À partir de la fin d'après-midi, avec la cité catalane et sa majestueuse Sagrada Familia pour décor, les 184 coureurs donneront en effet leurs premiers coups de pédale par équipes - elles sont au nombre de 23 -, avec un règlement rafraîchi qui verra les temps de chaque formation pris sur le premier coureur - et non le 4e ou 5e comme par le passé.

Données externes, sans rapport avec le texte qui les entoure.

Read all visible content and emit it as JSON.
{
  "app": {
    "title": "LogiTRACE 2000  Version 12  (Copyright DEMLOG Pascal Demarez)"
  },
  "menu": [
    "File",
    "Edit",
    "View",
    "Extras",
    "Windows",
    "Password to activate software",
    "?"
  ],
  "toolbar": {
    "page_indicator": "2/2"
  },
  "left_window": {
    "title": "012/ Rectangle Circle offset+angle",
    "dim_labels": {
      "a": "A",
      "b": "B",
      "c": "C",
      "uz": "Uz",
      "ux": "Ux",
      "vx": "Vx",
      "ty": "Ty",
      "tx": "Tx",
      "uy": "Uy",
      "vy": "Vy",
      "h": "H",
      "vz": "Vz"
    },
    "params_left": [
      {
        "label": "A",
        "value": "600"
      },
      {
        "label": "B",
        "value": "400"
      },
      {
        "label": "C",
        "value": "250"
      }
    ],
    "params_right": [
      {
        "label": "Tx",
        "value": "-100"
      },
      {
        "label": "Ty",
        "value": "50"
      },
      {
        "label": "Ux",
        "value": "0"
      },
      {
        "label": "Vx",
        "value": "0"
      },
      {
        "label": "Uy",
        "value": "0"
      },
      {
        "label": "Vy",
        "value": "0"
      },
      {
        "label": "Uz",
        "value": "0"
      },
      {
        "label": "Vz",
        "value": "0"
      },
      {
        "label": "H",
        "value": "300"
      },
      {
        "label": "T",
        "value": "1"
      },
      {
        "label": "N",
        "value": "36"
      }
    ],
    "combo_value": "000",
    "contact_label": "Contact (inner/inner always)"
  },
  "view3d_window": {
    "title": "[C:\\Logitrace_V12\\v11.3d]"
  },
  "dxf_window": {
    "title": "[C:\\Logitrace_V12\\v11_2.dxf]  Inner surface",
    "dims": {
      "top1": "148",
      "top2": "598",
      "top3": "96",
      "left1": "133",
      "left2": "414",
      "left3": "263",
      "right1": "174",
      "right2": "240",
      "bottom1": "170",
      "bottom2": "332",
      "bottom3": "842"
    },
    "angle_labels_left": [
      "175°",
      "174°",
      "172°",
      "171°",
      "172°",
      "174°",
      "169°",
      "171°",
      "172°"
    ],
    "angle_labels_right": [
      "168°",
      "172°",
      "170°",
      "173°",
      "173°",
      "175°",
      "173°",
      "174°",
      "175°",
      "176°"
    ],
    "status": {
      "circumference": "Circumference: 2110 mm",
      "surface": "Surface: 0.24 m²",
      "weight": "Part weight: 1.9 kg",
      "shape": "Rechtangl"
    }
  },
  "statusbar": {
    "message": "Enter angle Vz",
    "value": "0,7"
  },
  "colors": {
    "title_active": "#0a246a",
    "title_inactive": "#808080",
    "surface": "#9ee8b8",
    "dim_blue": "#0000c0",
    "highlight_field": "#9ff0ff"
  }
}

De quoi aiguiser l'appétit des cadors, qui voudront prendre un peu d'avance lors d'un parcours de 19,6 kilomètres conçu pour favoriser un tel scénario : si les deux premiers tiers du parcours sont plats - incitant les équipiers à se relayer -, il faudra dans le final grimper la colline de Montjuïc. Et là, les Pogacar, Vingegaard, Remco Evenepoel et autres prétendants au classement général devraient s'en donner à coeur joie.
"On va avoir quelque chose de très dynamique, difficile à gérer pour les équipes", a résumé le responsable du parcours, Thierry Gouvenou. "Une fusée à étages", a imagé Kévin Vauquelin, candidat brûlant pour le premier maillot jaune en tant que leader de Netcompany Ineos, l'équipe favorite. Qui d'autre ensuite pour prétendre à la tunique jaune, au gré des 21 étapes et 3.320 kilomètres à avaler d'ici Paris le 26 juillet ?
Vingegaard et Pogacar intouchables ?
Les six dernières éditions ont été dominées par deux coureurs, Jonas Vingegaard (deux victoires) et surtout Tadej Pogacar (quatre). Le Slovène, grand favori à sa succession, a en outre l'occasion de rejoindre au panthéon du Tour le quatuor Anquetil-Merckx-Hinault-Indurain, cinq bagues chacun sur la plus grande course au monde.
Mais, pour cette 113e édition, un petit nouveau est aussi attendu avec gourmandise... Paul Seixas qui, du haut de ses 19 ans (il sera le plus jeune coureur depuis 89 ans!), porte déjà les espoirs du public français, 41 ans après l'ultime victoire d'Hinault en 1985. Pourra-t-il se mettre déjà au niveau d'un Pogacar ? Ou paiera-t-il son inexpérience sur une course aussi longue ? Il faudra sans doute attendre un peu pour avoir des réponses, mais l'excitation est là.
Romain Grégoire à l'assaut de sa première Grande boucle
Et puis la Franche-Comté aura bien entendu le regard rivé sur son favori à elle, le récent champion de France Romain Grégoire. Celui-ci vient de réaliser un premier rêve en revêtant le maillot bleu-blanc-rouge et en réalise un second en prenant part cette année à son premier Tour de France. "Faire le Tour, c’est déjà dingue mais avec ce maillot bleu-blanc-rouge, c’est encore plus fou. Je vais essayer de faire de ces trois semaines quelque chose de mémorable", avait-il déclaré dimanche dernier à l’issue de sa victoire à la Tour-du-Pin.
Avant ce dimanche, "j'avais dit à ma copine qu'à choisir, je préfèrerais le titre plutôt qu'une victoire sur le Tour", avait également rapporté Grégoire. Mais nul doute que le Franc-Comtois ne serait pas contre l’idée de cocher la réalisation d’un nouveau rêve de plus. Une mission que le pensionnaire de la Groupama-FDJ aura sans doute à l’esprit durant ces 23 jours.
À Barcelone, les premiers tours de roues sont prévus à 17h05 et les derniers vers 19h15, ce qui protègera un peu les coureurs du chaud soleil (32 à 33 degrés à l'ombre attendus).
Mais, de ce point de vue, le pire est à venir, avec plus de 35 degrés annoncés dès mardi entre Carcassonne et Foix, au lendemain de l'arrivée en France. A ce sujet, les autorités françaises ont prévenu: en cas de chaleur extrême, l'hypothèse de l'annulation d'une étape, bien qu'improbable, est sur la table, "à titre exceptionnel".